Heading into the Bayou State, remarking on how they’re surrounded by water as they travel, Ronnie Sanders’ place in Patterson is stop one. Sanders is a retired mailman and among his vast collections are boats, cars and, appropriately, mailboxes, including a standing gem from 1902. But Sanders isn’t backing down on his price.

“Put this in your perspective, that’s the only one in captivity. It should be in the Smithsonian, but I’m willing to sell it to you,” Sanders says.

But what’s that sitting under piles of boxes and caked with dust? A 1969 Camaro RS/SS.

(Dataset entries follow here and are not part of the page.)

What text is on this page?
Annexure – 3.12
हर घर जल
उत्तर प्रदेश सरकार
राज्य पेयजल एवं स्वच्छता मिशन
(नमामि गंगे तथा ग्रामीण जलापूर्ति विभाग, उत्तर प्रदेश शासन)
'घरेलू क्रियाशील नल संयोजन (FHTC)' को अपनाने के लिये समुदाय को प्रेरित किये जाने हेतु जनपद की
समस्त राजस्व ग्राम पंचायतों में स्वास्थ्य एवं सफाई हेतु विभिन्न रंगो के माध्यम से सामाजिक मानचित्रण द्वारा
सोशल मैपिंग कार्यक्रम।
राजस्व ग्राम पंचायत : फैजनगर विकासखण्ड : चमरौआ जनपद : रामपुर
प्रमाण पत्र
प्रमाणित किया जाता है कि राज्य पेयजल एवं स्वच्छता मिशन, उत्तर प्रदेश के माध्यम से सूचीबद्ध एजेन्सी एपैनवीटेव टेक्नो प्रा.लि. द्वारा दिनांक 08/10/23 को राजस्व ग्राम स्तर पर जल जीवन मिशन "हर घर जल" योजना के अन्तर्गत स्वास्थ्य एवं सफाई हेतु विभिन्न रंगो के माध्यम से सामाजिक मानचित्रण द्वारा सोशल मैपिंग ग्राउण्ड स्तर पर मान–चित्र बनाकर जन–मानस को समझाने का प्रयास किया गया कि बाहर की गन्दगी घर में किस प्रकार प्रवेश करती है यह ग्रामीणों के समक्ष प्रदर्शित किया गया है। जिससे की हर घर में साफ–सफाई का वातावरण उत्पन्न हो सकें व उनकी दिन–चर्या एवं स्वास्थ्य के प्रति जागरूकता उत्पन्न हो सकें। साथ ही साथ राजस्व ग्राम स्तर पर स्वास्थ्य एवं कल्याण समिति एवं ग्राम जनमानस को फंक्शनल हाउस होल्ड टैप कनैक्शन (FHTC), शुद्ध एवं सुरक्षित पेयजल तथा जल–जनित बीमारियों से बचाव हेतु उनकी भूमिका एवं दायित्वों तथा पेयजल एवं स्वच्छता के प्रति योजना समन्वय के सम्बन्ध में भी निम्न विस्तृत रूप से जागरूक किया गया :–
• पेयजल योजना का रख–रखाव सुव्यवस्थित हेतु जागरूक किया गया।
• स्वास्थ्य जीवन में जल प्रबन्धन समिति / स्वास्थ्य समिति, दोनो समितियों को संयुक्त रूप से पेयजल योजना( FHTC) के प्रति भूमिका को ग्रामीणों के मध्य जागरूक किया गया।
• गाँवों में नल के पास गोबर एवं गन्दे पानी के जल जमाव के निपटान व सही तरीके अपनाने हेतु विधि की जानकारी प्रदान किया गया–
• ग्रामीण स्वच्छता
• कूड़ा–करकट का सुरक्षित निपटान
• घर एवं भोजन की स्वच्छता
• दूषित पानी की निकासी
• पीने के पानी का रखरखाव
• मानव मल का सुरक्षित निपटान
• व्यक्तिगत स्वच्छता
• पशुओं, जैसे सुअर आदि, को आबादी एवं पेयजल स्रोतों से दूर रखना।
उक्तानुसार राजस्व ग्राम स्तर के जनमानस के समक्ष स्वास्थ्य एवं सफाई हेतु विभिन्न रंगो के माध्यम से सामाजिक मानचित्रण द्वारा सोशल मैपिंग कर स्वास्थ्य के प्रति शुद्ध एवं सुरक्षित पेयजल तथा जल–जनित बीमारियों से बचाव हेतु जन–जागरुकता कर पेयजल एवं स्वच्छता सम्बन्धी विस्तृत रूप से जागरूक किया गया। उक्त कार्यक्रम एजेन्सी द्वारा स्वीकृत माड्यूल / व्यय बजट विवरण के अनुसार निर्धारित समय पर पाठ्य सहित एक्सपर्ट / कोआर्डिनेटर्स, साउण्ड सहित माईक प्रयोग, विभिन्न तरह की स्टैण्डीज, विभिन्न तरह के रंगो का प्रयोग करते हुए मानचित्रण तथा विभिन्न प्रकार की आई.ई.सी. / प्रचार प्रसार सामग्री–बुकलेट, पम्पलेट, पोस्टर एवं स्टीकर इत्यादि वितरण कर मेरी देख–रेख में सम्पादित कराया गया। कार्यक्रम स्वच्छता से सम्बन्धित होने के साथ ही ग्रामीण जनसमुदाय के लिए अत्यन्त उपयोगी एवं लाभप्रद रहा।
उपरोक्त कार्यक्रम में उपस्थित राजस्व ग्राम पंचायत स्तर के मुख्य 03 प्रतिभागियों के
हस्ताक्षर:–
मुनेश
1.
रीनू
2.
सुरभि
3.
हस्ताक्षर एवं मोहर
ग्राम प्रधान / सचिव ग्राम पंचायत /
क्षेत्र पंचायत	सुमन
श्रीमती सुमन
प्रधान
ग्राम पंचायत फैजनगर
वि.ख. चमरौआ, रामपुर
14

“There’s people who would give their first born to have this car,” Fritz says.

“I like the thrill of the hunt, and not knowing what you’re going to find,” Sanders says.

Picking always makes the guys hungry, and in the case of their dinner at Herby-K’s in Shreveport, there’s also a bet involved. Fritz says if Wolfe can down six dozen raw oysters in one sitting, and keep them down, he’ll pay for the oysters, give Wolfe $100, and shave his beard. The gang at Herby-K’s is happy to cheer on Wolfe.

Next week’s show, titled “Great Minds Ink Alike,” visits the World’s Only Tattoo School, also in Shreveport. There, Wolfe and Fritz negoitate a “bundle” deal (Fritz’ favorite) with owner Dr. Bill Pogue on some vintage tattooing tools.

“Don’t call them (tattoo) guns. They don’t like that,” he keeps advising Wolfe.

And Fritz may want to throw in some “ink” to seal this deal.

Back on the road, the pickers head to a weathered 1887 house near a bayou (town not identified) and meet father and son Clyde and Steele . In this house and the shotgun structure next door, Clyde has amassed a varied collection heavy on antiques. A graniteware coffee pot, a Radiola 20 tube radio with speaker, an electric lawnmower, snow shoes, car hood ornaments.

A picker’s heaven, Wolfe and Fritz would say.